In the July-September period, BNK Financial Group posted a net profit of 145.6 billion won ($126.7 million) and an operating profit of 202.4 billion won on sales of 1.28 trillion won - solid earnings meeting expectations by local brokerage firms. For the full year in 2016, BNK Financial Group is projected to raise 550.6 billion won in net income and 725.6 billion won in operating income.

Shares, however strangely underperformed. According to Mirae Asset Securities Co., BNK Financial Group’s price to earnings ratio (PER) that measures the current share price to its per-share earnings is 5.4 based on its estimated 2016 earnings, which is relatively lower than that of its bigger peers Shinhan Financial Group and KB Financial Group with 8 each, Industrial Bank of Korea with 7, and Hana Bank and Woori Bank with 6.5.

Han Jung-tae, an analyst at Hana Financial Investment, said that BNK Financial Group’s PER is about 29.1 percent below the average of other banks, which means the shares have that much potential to go up if conditions in the broader market improve.

The shares are also cheaper in terms of price-to-book ratio (PBR) that compares market value to book value. The group’s PBR is 0.45 based on its estimated year-end earnings, which is lower than Shinhan Financial Group’s 0.66 and KB Financial Group’s 0.55. Analysts claim there is no justice to such poor market evaluation except upon naïve thinking that the group is smaller because it does business beyond the capital. BNK Financial Group is based in Busan, Ulsan, and other Gyeongsang Province regions with its top Busan Bank and Kyongnam Bank.

Analysts also point to BNK Financial Group’s high level of return on equity (ROE), which is a measure of a company’s profitability in relation to its net assets. The higher the figure, the more profit a company reaps by utilizing its capital.

BNK Financial Group’s ROE is 8.4 percent, which is the highest in the industry, followed by Shinhan Financial Group with 8.3 percent. BNK Financial Group has been delivering the highest ROE in the industry for the past several years.

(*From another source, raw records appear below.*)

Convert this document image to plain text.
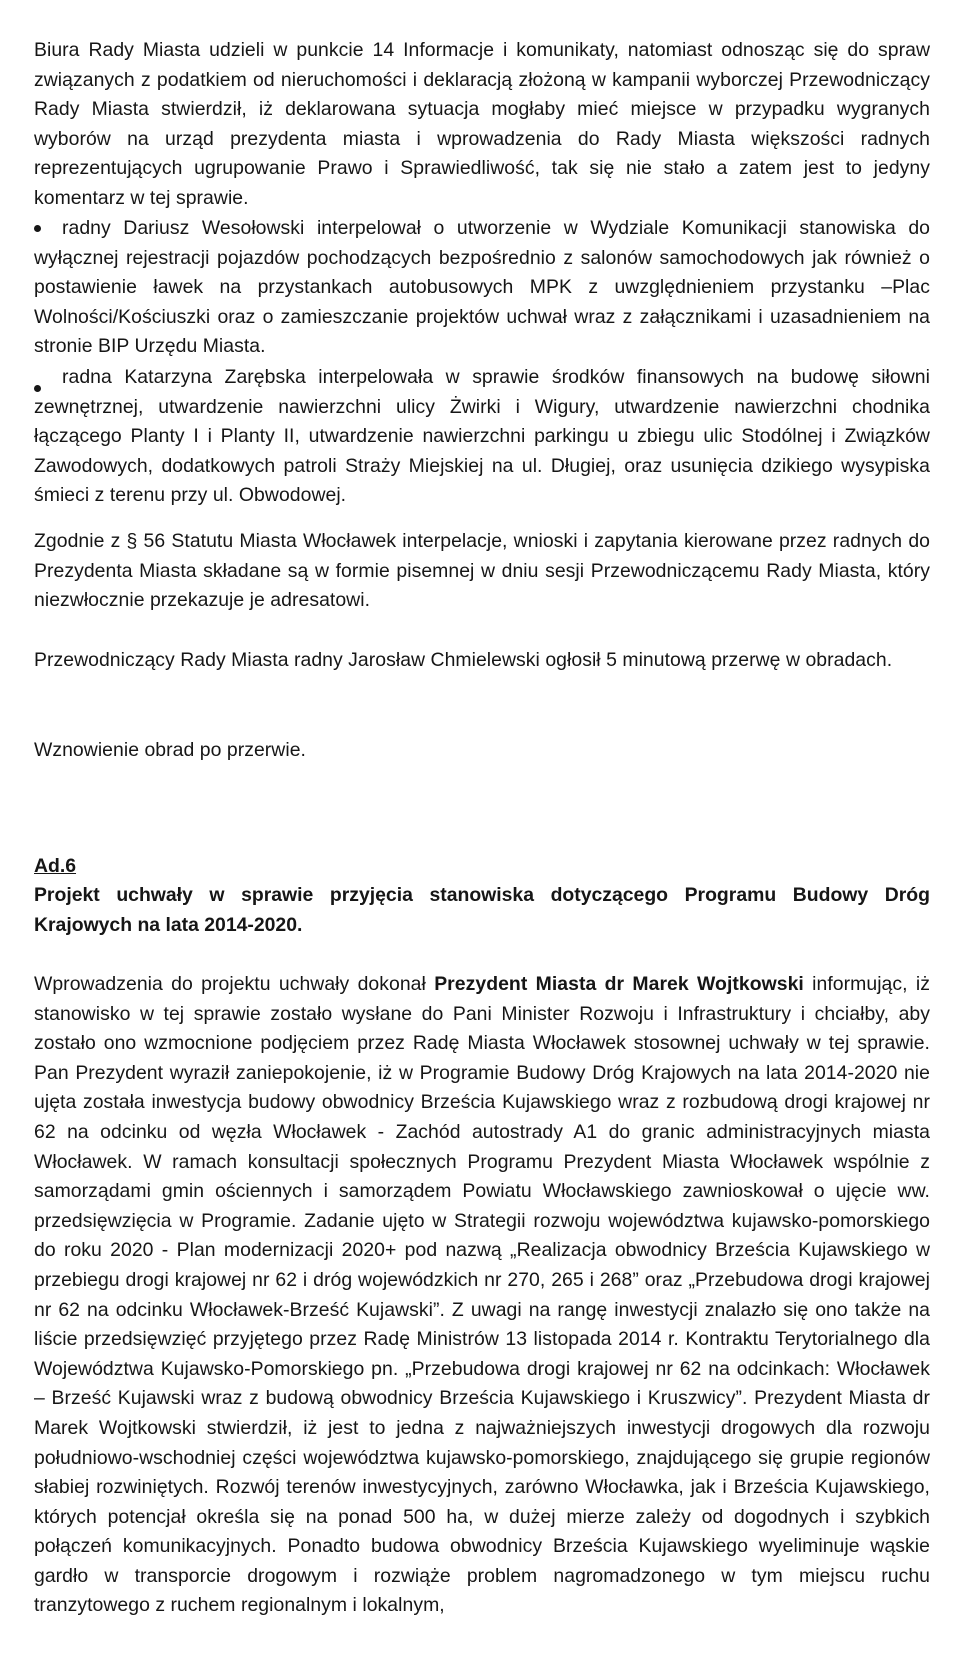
Biura Rady Miasta udzieli w punkcie 14 Informacje i komunikaty, natomiast odnosząc się do spraw związanych z podatkiem od nieruchomości i deklaracją złożoną w kampanii wyborczej Przewodniczący Rady Miasta stwierdził, iż deklarowana sytuacja mogłaby mieć miejsce w przypadku wygranych wyborów na urząd prezydenta miasta i wprowadzenia do Rady Miasta większości radnych reprezentujących ugrupowanie Prawo i Sprawiedliwość, tak się nie stało a zatem jest to jedyny komentarz w tej sprawie.

radny Dariusz Wesołowski interpelował o utworzenie w Wydziale Komunikacji stanowiska do wyłącznej rejestracji pojazdów pochodzących bezpośrednio z salonów samochodowych jak również o postawienie ławek na przystankach autobusowych MPK z uwzględnieniem przystanku –Plac Wolności/Kościuszki oraz o zamieszczanie projektów uchwał wraz z załącznikami i uzasadnieniem na stronie BIP Urzędu Miasta.

radna Katarzyna Zarębska interpelowała w sprawie środków finansowych na budowę siłowni zewnętrznej, utwardzenie nawierzchni ulicy Żwirki i Wigury, utwardzenie nawierzchni chodnika łączącego Planty I i Planty II, utwardzenie nawierzchni parkingu u zbiegu ulic Stodólnej i Związków Zawodowych, dodatkowych patroli Straży Miejskiej na ul. Długiej, oraz usunięcia dzikiego wysypiska śmieci z terenu przy ul. Obwodowej.

Zgodnie z § 56 Statutu Miasta Włocławek interpelacje, wnioski i zapytania kierowane przez radnych do Prezydenta Miasta składane są w formie pisemnej w dniu sesji Przewodniczącemu Rady Miasta, który niezwłocznie przekazuje je adresatowi.

Przewodniczący Rady Miasta radny Jarosław Chmielewski ogłosił 5 minutową przerwę w obradach.

Wznowienie obrad po przerwie.

Ad.6

Projekt uchwały w sprawie przyjęcia stanowiska dotyczącego Programu Budowy Dróg Krajowych na lata 2014-2020.

Wprowadzenia do projektu uchwały dokonał Prezydent Miasta dr Marek Wojtkowski informując, iż stanowisko w tej sprawie zostało wysłane do Pani Minister Rozwoju i Infrastruktury i chciałby, aby zostało ono wzmocnione podjęciem przez Radę Miasta Włocławek stosownej uchwały w tej sprawie. Pan Prezydent wyraził zaniepokojenie, iż w Programie Budowy Dróg Krajowych na lata 2014-2020 nie ujęta została inwestycja budowy obwodnicy Brześcia Kujawskiego wraz z rozbudową drogi krajowej nr 62 na odcinku od węzła Włocławek - Zachód autostrady A1 do granic administracyjnych miasta Włocławek. W ramach konsultacji społecznych Programu Prezydent Miasta Włocławek wspólnie z samorządami gmin ościennych i samorządem Powiatu Włocławskiego zawnioskował o ujęcie ww. przedsięwzięcia w Programie. Zadanie ujęto w Strategii rozwoju województwa kujawsko-pomorskiego do roku 2020 - Plan modernizacji 2020+ pod nazwą „Realizacja obwodnicy Brześcia Kujawskiego w przebiegu drogi krajowej nr 62 i dróg wojewódzkich nr 270, 265 i 268” oraz „Przebudowa drogi krajowej nr 62 na odcinku Włocławek-Brześć Kujawski”. Z uwagi na rangę inwestycji znalazło się ono także na liście przedsięwzięć przyjętego przez Radę Ministrów 13 listopada 2014 r. Kontraktu Terytorialnego dla Województwa Kujawsko-Pomorskiego pn. „Przebudowa drogi krajowej nr 62 na odcinkach: Włocławek – Brześć Kujawski wraz z budową obwodnicy Brześcia Kujawskiego i Kruszwicy”. Prezydent Miasta dr Marek Wojtkowski stwierdził, iż jest to jedna z najważniejszych inwestycji drogowych dla rozwoju południowo-wschodniej części województwa kujawsko-pomorskiego, znajdującego się grupie regionów słabiej rozwiniętych. Rozwój terenów inwestycyjnych, zarówno Włocławka, jak i Brześcia Kujawskiego, których potencjał określa się na ponad 500 ha, w dużej mierze zależy od dogodnych i szybkich połączeń komunikacyjnych. Ponadto budowa obwodnicy Brześcia Kujawskiego wyeliminuje wąskie gardło w transporcie drogowym i rozwiąże problem nagromadzonego w tym miejscu ruchu tranzytowego z ruchem regionalnym i lokalnym,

Market analysts, however, raise concerns over its rising nonperforming loan (NPL) ratio and default rate. As of the third quarter ended September, Kyongnam Bank’s NPL ratio was 1.24 percent, up 0.05 percentage point from the previous quarter ended June while its default rate reached 1.04 percent, up 0.44 percentage point over the cited period. The company said that the figures were up due to an expected one-off factor involving STX Offshore & Shipbuilding Co. and that the temporary rise should cause no concern.